Federation highlights high assault rates on officers and calls for immediate introduction of spitgua

Release Date: 31 May 2017

Source: PFNI

The Police Federation for Northern Ireland says eight out of ten officers were the victims of a physical or verbal assault in a twelve-month period.

Revealing details of a survey of officers, the Federation said violence was widespread with 91% of those assaulted reporting unarmed physical assaults including wrestling, hitting and kicking.

Almost half (47%) of those who took part in the on-line survey said they had to deal with being threatened or assaulted with an offensive weapon such as a stick or bottle, and 13% assaulted with a deadly weapon including a firearm.

The Chairman of the PFNI, Mark Lindsay, said the level of assault was unacceptably high and he called for measures to be introduced to protect officers.

Nearly three-quarters of Officers highlighted the disgusting act of being spat at while they did their job.
Addressing assembled delegates attending the 45th Annual Conference of the PFNI, Mr.

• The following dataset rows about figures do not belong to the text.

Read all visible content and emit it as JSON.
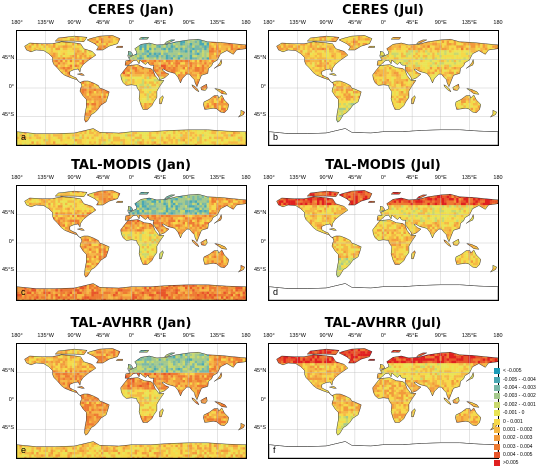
{
  "longitude_ticks": [
    "180°",
    "135°W",
    "90°W",
    "45°W",
    "0°",
    "45°E",
    "90°E",
    "135°E",
    "180"
  ],
  "latitude_ticks": [
    "45°N",
    "0°",
    "45°S"
  ],
  "panels": [
    {
      "title": "CERES (Jan)",
      "label": "a",
      "month": "Jan",
      "scheme": "jan1"
    },
    {
      "title": "CERES (Jul)",
      "label": "b",
      "month": "Jul",
      "scheme": "jul1"
    },
    {
      "title": "TAL-MODIS (Jan)",
      "label": "c",
      "month": "Jan",
      "scheme": "jan2"
    },
    {
      "title": "TAL-MODIS (Jul)",
      "label": "d",
      "month": "Jul",
      "scheme": "jul2"
    },
    {
      "title": "TAL-AVHRR (Jan)",
      "label": "e",
      "month": "Jan",
      "scheme": "jan3"
    },
    {
      "title": "TAL-AVHRR (Jul)",
      "label": "f",
      "month": "Jul",
      "scheme": "jul3"
    }
  ],
  "legend": [
    {
      "label": "< -0.005",
      "color": "#1b9bb8"
    },
    {
      "label": "-0.005 - -0.004",
      "color": "#4aa8b4"
    },
    {
      "label": "-0.004 - -0.003",
      "color": "#78b8a8"
    },
    {
      "label": "-0.003 - -0.002",
      "color": "#a4c98c"
    },
    {
      "label": "-0.002 - -0.001",
      "color": "#c9d86e"
    },
    {
      "label": "-0.001 - 0",
      "color": "#e9e456"
    },
    {
      "label": "0 - 0.001",
      "color": "#f6d94a"
    },
    {
      "label": "0.001 - 0.002",
      "color": "#f5b845"
    },
    {
      "label": "0.002 - 0.003",
      "color": "#f29a3c"
    },
    {
      "label": "0.003 - 0.004",
      "color": "#ee7a32"
    },
    {
      "label": "0.004 - 0.005",
      "color": "#e8552a"
    },
    {
      "label": ">0.005",
      "color": "#e02020"
    }
  ]
}
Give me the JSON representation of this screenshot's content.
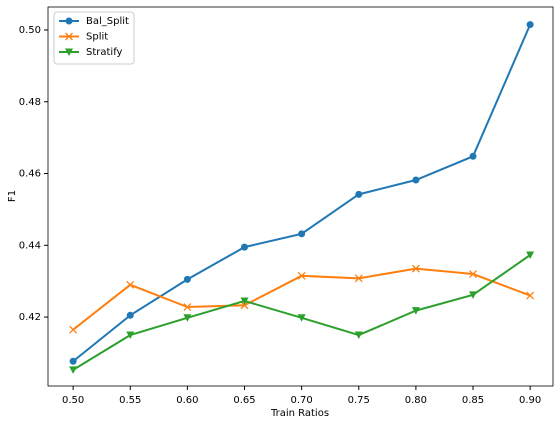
{
  "chart_data": {
    "type": "line",
    "xlabel": "Train Ratios",
    "ylabel": "F1",
    "x": [
      0.5,
      0.55,
      0.6,
      0.65,
      0.7,
      0.75,
      0.8,
      0.85,
      0.9
    ],
    "series": [
      {
        "name": "Bal_Split",
        "color": "#1f77b4",
        "marker": "circle",
        "values": [
          0.4077,
          0.4205,
          0.4305,
          0.4395,
          0.4432,
          0.4542,
          0.4582,
          0.4648,
          0.5015
        ]
      },
      {
        "name": "Split",
        "color": "#ff7f0e",
        "marker": "x",
        "values": [
          0.4165,
          0.429,
          0.4228,
          0.4233,
          0.4315,
          0.4308,
          0.4335,
          0.432,
          0.426
        ]
      },
      {
        "name": "Stratify",
        "color": "#2ca02c",
        "marker": "triangle-down",
        "values": [
          0.4053,
          0.415,
          0.4198,
          0.4245,
          0.4198,
          0.415,
          0.4218,
          0.4262,
          0.4373
        ]
      }
    ],
    "xlim": [
      0.478,
      0.92
    ],
    "ylim": [
      0.4008,
      0.5064
    ],
    "xticks": [
      {
        "value": 0.5,
        "label": "0.50"
      },
      0.55,
      {
        "value": 0.6,
        "label": "0.60"
      },
      0.65,
      {
        "value": 0.7,
        "label": "0.70"
      },
      0.75,
      {
        "value": 0.8,
        "label": "0.80"
      },
      0.85,
      {
        "value": 0.9,
        "label": "0.90"
      }
    ],
    "yticks": [
      0.42,
      0.44,
      0.46,
      0.48,
      {
        "value": 0.5,
        "label": "0.50"
      }
    ],
    "grid": false,
    "legend": "upper-left"
  }
}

Lindsay, said they’d long campaigned for the introduction of spitguards to counter this sickening practice.

Mr Lindsay said: “We demand the immediate introduction of spitguards to afford adequate protection to officers….Spitting isn’t the same as suffering a physical injury or bruise, but it is every bit as bad, and every bit as unacceptable. The message has to go out that if you don’t want to wear a spitguard, then you shouldn’t spit at officers.”   

He said officers were also under attack from Government austerity where budget cuts were leading to the loss of hundreds of posts and where officer pay had fallen by 15% in real terms through no or negligible pay rises.

Mr Lindsay added: “Austerity has inflicted great damage, and it has to come to an end. In the world of government finances, policing is a low-hanging fruit. It’s short-termism at its worst and demands a different approach.”

Representatives also heard how officer confidence in the function and operation of the Police Ombudsman for Northern Ireland (PONI) had reached a new low.

Mr Lindsay said: “The recent revelations about a firearm in a drawer and the theft of the most sensitive of information demand that the Government must redefine the role of the office to ensure that the men and women I represent are not the victims of a ‘witchhunt’, and are not hung out to dry without the benefit of an appeal process.

“Reform is not so much desirable as essential. There is an obvious need for an independent avenue of appeal, whereby officers will have meaningful redress against malicious complaints and inept investigations.”

On legacy issues, Mr Lindsay told conference that the PFNI would be “implacably opposed to any attempt to equate the actions of terrorists with the heroic and selfless efforts of officers to protect the wider community.”